The Israel-Palestinian conflict is summed up thus: "In contrast to the Obama Administration—which allowed the passage of U.N. Security Council Resolution 2234 condemning Israel and added insult to injury with a blistering anti-Israel speech from Secretary of State John Kerry—the Trump Administration will be much more supportive of Israel at the U.N. and elsewhere. Trump should publicly underscore that the U.S. will veto any one-sided U.N. Security Council resolutions and assert that only direct bilateral negotiations, not the U.N., can produce a peace agreement.
"President Trump should also stress that Palestinian terrorist attacks, not Israeli settlements, are the chief obstacles to peace. Although the Administration has not taken an official position on settlements, it did release a statement saying that new settlements “may not be helpful” in achieving a peace agreement. A senior Administration official later told The Jerusalem Post that new settlements could undermine Trump’s plans to engineer a final status agreement.
"Trump has described an Israeli–Palestinian peace agreement as 'the ultimate deal,' but the situation is not ripe for such a deal. The Palestinian Authority is unwilling to make the necessary concessions and too weak to enforce any agreement in the face of Hamas’s implacable opposition to Israel."
Recommendations include: "The Administration should focus on managing rather than resolving the conflict, which is impossible for the immediate future. Trump should consult with Netanyahu about how to restore calm, undermine Hamas and other Islamist extremist groups, and create a more stable environment for future step-by-step negotiations." However, Phillips adds, "Refraining from establishing new settlements would be helpful in this context."

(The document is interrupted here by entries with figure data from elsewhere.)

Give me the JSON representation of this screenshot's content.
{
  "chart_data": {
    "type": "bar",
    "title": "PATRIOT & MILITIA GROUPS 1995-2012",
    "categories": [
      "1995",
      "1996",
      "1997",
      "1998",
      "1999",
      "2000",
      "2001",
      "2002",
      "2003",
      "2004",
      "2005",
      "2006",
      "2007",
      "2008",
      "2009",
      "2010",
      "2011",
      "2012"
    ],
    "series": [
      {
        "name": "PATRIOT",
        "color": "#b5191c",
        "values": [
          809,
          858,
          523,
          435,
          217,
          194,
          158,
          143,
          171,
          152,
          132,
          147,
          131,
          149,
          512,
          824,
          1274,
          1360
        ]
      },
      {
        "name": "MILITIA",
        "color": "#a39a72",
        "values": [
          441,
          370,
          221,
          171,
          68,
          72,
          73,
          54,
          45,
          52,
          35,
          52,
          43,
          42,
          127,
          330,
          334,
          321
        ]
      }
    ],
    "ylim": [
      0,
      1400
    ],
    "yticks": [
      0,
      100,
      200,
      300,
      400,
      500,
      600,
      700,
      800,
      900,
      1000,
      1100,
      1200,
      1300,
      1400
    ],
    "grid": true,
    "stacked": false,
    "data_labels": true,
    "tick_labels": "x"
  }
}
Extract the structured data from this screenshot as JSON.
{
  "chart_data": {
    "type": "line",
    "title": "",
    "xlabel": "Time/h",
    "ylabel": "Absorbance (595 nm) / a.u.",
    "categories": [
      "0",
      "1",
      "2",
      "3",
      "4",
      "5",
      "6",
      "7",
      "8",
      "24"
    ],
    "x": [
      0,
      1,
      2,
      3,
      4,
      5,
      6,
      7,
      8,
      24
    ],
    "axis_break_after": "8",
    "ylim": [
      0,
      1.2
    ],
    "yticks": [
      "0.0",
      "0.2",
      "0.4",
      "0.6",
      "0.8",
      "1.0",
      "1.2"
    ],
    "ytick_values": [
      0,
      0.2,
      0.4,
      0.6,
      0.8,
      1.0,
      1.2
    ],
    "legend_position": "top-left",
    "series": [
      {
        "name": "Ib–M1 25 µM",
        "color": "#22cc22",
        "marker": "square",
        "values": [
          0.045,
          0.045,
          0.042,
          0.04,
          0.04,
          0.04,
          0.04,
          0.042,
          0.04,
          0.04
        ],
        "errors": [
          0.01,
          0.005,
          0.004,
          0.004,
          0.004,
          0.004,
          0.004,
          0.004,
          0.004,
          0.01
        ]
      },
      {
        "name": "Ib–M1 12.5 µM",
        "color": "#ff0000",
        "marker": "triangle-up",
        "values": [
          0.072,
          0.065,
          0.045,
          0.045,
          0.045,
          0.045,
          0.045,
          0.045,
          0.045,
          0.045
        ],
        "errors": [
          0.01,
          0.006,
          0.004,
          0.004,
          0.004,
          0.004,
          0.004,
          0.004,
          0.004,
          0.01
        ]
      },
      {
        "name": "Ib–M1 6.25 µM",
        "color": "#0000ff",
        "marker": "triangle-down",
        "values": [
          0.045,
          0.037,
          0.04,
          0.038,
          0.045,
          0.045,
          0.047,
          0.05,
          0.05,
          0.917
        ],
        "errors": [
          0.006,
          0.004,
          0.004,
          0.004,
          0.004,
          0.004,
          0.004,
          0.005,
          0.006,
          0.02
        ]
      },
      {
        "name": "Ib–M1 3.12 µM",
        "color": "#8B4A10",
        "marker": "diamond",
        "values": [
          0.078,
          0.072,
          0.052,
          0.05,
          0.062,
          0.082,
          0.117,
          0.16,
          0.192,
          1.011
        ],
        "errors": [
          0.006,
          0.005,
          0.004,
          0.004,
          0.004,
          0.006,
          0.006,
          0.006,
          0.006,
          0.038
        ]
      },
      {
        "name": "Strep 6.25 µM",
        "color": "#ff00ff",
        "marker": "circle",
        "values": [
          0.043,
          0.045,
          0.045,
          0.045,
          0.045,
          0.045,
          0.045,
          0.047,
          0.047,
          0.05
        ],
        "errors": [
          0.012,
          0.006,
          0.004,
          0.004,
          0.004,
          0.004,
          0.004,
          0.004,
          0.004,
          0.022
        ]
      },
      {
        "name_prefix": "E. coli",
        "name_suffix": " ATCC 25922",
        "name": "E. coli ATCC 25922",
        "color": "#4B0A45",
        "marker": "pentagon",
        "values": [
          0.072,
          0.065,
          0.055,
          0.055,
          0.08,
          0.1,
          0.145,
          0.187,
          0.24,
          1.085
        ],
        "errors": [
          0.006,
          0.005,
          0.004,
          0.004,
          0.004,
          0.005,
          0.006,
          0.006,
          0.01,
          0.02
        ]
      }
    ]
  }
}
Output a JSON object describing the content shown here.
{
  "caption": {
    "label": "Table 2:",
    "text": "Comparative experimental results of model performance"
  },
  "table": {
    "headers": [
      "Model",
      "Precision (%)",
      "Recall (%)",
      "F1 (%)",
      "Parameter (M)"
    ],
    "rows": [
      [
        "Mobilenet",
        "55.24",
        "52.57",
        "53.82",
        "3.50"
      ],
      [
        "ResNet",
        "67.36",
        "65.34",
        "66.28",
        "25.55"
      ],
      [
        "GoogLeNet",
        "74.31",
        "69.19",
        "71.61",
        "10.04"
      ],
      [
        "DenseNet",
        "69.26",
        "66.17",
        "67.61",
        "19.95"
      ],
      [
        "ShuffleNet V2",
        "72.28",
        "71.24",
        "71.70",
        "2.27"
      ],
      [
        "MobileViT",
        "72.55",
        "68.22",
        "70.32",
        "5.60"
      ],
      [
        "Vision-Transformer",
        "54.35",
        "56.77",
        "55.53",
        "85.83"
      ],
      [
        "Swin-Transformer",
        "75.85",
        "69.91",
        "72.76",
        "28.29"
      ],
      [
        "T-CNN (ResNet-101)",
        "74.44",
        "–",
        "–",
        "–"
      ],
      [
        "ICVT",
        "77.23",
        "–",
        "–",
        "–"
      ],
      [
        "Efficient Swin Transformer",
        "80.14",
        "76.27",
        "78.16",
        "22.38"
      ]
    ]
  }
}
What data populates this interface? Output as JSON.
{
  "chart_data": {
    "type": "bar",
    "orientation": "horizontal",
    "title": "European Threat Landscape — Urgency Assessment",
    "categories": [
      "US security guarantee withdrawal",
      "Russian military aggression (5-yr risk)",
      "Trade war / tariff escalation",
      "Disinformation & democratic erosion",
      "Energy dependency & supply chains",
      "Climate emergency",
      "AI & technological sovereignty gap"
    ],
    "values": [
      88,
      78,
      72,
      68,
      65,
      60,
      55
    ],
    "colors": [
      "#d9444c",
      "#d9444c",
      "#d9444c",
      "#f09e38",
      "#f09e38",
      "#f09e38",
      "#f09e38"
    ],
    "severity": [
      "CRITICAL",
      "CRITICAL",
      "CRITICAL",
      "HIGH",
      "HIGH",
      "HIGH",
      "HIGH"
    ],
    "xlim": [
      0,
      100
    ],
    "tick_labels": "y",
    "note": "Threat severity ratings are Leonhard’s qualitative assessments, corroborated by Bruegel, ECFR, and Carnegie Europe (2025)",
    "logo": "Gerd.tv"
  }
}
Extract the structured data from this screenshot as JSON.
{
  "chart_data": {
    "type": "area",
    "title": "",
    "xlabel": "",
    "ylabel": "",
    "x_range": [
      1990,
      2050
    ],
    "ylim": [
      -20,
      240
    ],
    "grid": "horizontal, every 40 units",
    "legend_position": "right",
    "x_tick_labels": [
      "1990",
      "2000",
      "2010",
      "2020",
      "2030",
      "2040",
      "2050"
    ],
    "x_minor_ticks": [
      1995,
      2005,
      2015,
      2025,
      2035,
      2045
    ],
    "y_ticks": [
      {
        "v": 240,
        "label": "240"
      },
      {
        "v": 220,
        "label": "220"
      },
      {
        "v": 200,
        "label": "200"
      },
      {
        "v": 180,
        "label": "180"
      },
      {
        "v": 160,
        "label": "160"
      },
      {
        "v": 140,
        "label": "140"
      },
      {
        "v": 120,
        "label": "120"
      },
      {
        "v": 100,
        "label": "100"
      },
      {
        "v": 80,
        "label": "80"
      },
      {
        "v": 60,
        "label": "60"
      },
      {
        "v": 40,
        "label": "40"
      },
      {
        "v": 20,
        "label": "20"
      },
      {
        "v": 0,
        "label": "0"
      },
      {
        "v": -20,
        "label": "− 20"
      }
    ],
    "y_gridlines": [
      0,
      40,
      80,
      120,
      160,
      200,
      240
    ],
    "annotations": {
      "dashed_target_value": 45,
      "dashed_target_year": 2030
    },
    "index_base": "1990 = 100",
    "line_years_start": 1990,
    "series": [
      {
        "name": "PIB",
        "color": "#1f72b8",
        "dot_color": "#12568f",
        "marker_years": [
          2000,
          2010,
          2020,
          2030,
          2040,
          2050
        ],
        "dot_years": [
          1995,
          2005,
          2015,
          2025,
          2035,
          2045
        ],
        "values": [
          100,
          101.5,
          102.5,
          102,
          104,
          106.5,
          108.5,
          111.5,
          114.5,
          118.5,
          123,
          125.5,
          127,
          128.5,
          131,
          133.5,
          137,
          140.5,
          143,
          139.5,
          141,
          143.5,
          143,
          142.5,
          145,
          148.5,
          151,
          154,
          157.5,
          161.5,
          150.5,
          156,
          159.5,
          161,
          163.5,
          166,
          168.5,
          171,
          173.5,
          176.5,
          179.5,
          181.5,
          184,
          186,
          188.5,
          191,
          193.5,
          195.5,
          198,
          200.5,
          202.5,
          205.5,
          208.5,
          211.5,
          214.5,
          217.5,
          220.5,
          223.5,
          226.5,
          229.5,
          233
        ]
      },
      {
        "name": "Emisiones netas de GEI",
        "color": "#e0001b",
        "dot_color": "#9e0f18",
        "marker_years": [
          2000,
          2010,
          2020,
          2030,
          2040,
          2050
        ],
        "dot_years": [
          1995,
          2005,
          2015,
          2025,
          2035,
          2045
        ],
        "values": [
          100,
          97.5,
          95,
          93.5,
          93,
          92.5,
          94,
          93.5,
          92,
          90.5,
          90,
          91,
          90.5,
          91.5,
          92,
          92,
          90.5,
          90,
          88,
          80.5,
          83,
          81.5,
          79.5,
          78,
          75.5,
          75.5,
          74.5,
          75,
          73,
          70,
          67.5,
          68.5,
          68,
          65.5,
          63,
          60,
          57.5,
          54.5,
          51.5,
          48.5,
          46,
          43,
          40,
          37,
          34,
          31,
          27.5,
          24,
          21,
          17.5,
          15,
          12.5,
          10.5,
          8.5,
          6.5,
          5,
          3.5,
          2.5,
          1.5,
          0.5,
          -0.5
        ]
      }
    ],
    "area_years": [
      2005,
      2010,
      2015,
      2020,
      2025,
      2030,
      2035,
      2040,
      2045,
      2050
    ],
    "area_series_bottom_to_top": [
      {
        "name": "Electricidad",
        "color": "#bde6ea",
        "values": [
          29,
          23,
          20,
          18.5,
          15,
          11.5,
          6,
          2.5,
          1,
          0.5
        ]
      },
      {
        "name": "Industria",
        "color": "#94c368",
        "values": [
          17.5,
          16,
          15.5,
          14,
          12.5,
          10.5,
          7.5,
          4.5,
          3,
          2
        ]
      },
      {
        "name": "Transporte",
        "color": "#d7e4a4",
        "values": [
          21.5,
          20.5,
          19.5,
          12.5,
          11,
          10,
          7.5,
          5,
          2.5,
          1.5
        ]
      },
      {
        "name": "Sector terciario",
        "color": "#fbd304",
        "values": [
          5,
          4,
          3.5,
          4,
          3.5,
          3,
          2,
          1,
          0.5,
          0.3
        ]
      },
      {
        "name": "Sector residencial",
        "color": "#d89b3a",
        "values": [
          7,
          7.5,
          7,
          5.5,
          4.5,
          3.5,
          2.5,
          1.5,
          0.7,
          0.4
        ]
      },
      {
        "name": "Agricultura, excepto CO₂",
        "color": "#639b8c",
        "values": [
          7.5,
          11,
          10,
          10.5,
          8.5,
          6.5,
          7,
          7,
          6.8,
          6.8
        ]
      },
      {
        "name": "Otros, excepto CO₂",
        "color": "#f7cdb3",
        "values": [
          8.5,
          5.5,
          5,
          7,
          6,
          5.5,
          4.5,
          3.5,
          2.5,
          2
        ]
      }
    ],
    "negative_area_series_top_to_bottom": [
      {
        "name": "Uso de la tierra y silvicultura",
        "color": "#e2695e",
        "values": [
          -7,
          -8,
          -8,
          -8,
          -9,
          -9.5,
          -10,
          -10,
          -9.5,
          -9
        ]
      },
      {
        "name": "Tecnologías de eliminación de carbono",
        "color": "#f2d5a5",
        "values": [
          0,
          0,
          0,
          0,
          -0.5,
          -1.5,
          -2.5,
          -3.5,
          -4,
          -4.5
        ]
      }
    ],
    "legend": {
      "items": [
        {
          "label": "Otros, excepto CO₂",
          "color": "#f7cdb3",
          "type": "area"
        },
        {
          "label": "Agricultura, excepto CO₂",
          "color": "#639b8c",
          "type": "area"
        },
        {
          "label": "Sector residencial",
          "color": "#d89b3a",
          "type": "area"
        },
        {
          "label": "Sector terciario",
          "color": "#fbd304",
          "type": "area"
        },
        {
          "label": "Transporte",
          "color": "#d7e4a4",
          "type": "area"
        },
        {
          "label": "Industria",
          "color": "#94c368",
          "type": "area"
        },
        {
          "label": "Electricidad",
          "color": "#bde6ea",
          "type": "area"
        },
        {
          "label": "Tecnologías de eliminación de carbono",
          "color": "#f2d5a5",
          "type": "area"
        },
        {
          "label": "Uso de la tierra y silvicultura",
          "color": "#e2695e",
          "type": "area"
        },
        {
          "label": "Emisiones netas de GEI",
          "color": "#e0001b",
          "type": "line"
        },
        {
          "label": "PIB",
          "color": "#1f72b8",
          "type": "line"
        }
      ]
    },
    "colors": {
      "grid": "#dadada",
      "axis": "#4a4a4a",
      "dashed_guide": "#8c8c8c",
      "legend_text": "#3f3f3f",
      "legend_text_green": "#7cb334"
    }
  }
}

Regarding the embassy move, Heritage says, "President Trump’s commitment to move the U.S. embassy from Tel Aviv to Jerusalem would correct a historic anomaly: The United States has never recognized any part of Jerusalem as Israel’s capital. However, moving the embassy could ignite protests, riots, and anti-American backlashes among Palestinians, Arabs, and Muslims."
Therefore, Heritage recommends to "Ensure that certain standards are met before moving the U.S. embassy to Jerusalem. To mitigate the risks of the move, Trump should consult with Netanyahu on the timing; pick a site in West Jerusalem, which has been controlled by Israel since 1948; and explain that the move does not change other aspects of U.S. policy. The U.S. should make it clear that the borders and final status of Jerusalem should be determined through negotiations; that the embassy move would not preclude a Palestinian state; that the U.S. consulate-general in Jerusalem would continue to function as the U.S. representative to the Palestinian Authority; and that no changes would be made in the status of Muslim holy sites, which would continue to be administered by Jordan."
In conclusion, the Heritage report says that "Israel is America’s foremost ally in the Middle East. Both countries are democracies, value free-market economies, and uphold human rights at a time when many other countries in the Middle East reject those values." It says recent developments represent "a promising opportunity to reassert American leadership in the Middle East and strengthen U.S.–Israel strategic cooperation on foreign policy, defense, and counterterrorism issues."